Tucked just beyond Klosterstraße U-Bahn station, Zur Letzten Instanz has been serving guests since 1621. The interior resembles a classic German Brauhaus, with rustic features and a collection of steins lining the walls. A few original relics remain, among them a formerly operational oven, covered in 15th-century Italian majolica tiles (said to have warmed the likes of Napoleon and Beethoven) and a prominent spiral staircase in the back dining room. The name itself is said to be a nod to history, coined around 100 years ago when two farmers, unable to settle a heated dispute in the neighbouring courthouse, hashed it out over beers here instead, resolving things ‘in the last instance’.

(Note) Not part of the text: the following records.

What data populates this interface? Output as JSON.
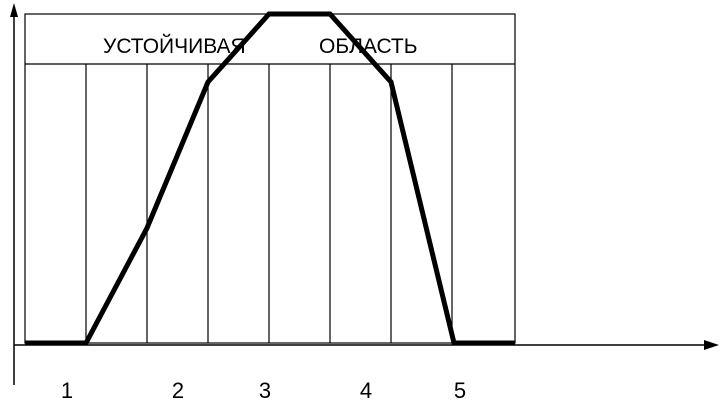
{
  "region_label_left": "УСТОЙЧИВАЯ",
  "region_label_right": "ОБЛАСТЬ",
  "tick_labels": [
    "1",
    "2",
    "3",
    "4",
    "5"
  ],
  "colors": {
    "line": "#000000",
    "background": "#ffffff"
  }
}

- Zur Letzten Instanz, Waisenstr. 14-16, Mitte, details.
Max und Moritz

Max und Moritz (est. 1902), a Wirtshaus (tavern), carries on the ‘Berliner Küche’ legacy, which dates back to the era of industrialisation and places emphasis on hearty, satisfying everyday meals. Among their most popular dishes include Berliner Bierhähnchen (Berlin-style beer chicken) and hoppel poppel, a bits-and-bobs kind of dish fashioned with potatoes, eggs and pork loin.

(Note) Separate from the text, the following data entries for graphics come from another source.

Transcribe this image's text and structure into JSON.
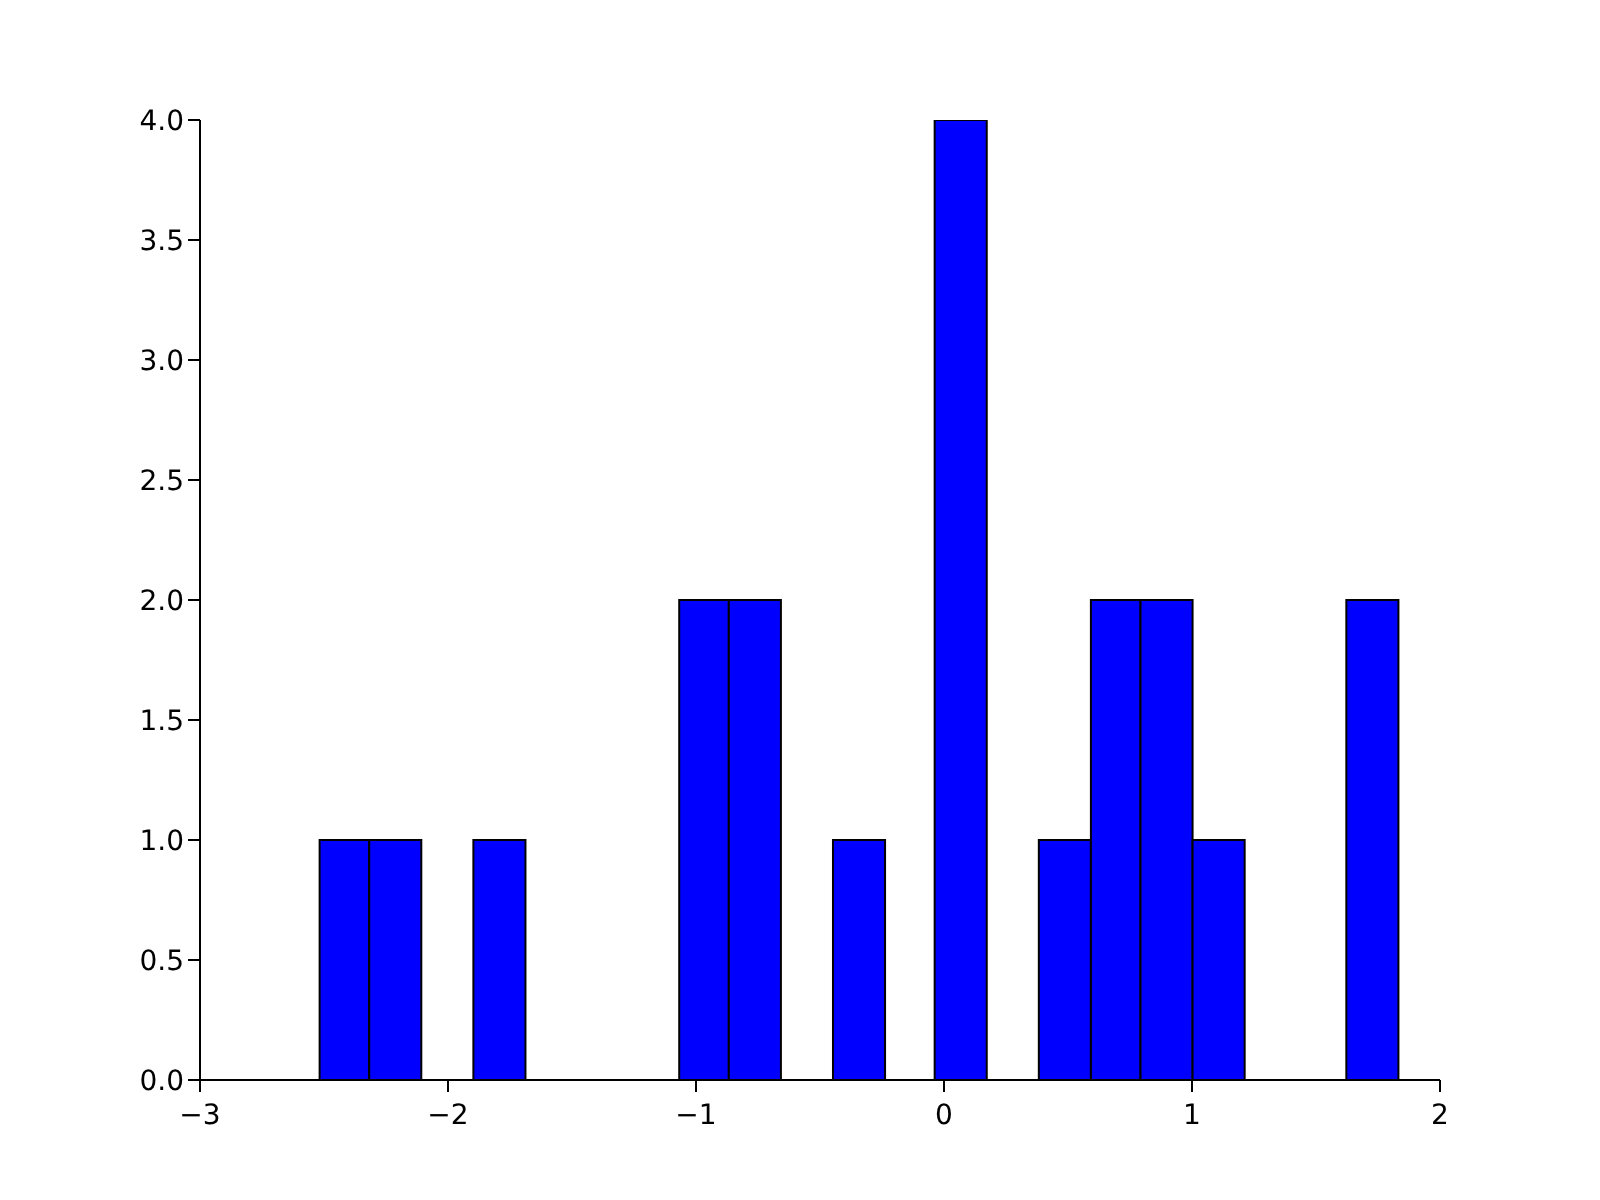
{
  "chart_data": {
    "type": "histogram",
    "bins": [
      -2.52,
      -2.32,
      -2.11,
      -1.9,
      -1.69,
      -1.07,
      -0.87,
      -0.66,
      -0.45,
      -0.24,
      -0.04,
      0.17,
      0.38,
      0.59,
      0.79,
      1.0,
      1.21,
      1.62,
      1.83
    ],
    "values": [
      1,
      1,
      0,
      1,
      0,
      2,
      2,
      0,
      1,
      0,
      4,
      0,
      1,
      2,
      2,
      1,
      0,
      2
    ],
    "color": "#0000ff",
    "xlim": [
      -3,
      2
    ],
    "xticks": [
      {
        "value": -3,
        "label": "−3"
      },
      {
        "value": -2,
        "label": "−2"
      },
      {
        "value": -1,
        "label": "−1"
      },
      0,
      1,
      2
    ],
    "ylim": [
      0,
      4
    ],
    "yticks": [
      {
        "value": 0,
        "label": "0.0"
      },
      {
        "value": 0.5,
        "label": "0.5"
      },
      {
        "value": 1,
        "label": "1.0"
      },
      {
        "value": 1.5,
        "label": "1.5"
      },
      {
        "value": 2,
        "label": "2.0"
      },
      {
        "value": 2.5,
        "label": "2.5"
      },
      {
        "value": 3,
        "label": "3.0"
      },
      {
        "value": 3.5,
        "label": "3.5"
      },
      {
        "value": 4,
        "label": "4.0"
      }
    ],
    "grid": false,
    "legend": false
  }
}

- Max und Moritz, Oranienstr. 162, Kreuzberg, details.
Bäckerei Siebert

One of Berlin’s oldest bakeries, Bäckerei Siebert (est. 1906), has built a lasting reputation for its signature Pfannkuchen. With expert bakers and fair prices, it remains a cornerstone of the city’s sweet traditions. Those fair prices are intentional, says Anke Siebert, who runs the bakery with her husband as a proud fifth-generation baker. “We only sell baked goods handcrafted in our own bakery … We have always had a high standard of quality and we don’t make any compromises when it comes to that.” Running the bakery isn’t always easy, however. “Some of our biggest challenges right now are keeping up with the constantly rising costs and the ever-growing bureaucracy,” she adds.
- Bäckerei Siebert, Schönfließer Str. 12, Prenzlauer Berg, details.
Konnopke’s Imbiss

Konnopke’s Imbiss, just shy of 100 years old, has been a staple just south of U-Bahnhof Eberswalder Straße since 1930. Linda Konnopke, daughter of the managing director and a fourth-generation member of the family business, explains, “We survived only because we as a family always worked together and stood behind it…During the war, you had to be creative and conjure up something from what you had,” she explains. “My family in the former DDR had no way of getting hold of pig casings for production; thus the idea for currywurst without casing was born. When there were no pigs, my family sold Kartoffelpuffer…We experimented and always found a solution, because giving up was simply not an option in order to survive.”
- Konnopke’s Imbiss, Schönhauser Allee 44b, Prenzlauer Berg, details.
Honourable mentions
Krumme Linde im Alten Fritz
- Karolinenstr. 12, Tegel, details.
Prater Biergarten
- Kastanienallee 7-9, Prenzlauer Berg, details.
Konditorei Buchwald
- Bartningallee 29, Hansaviertel, details.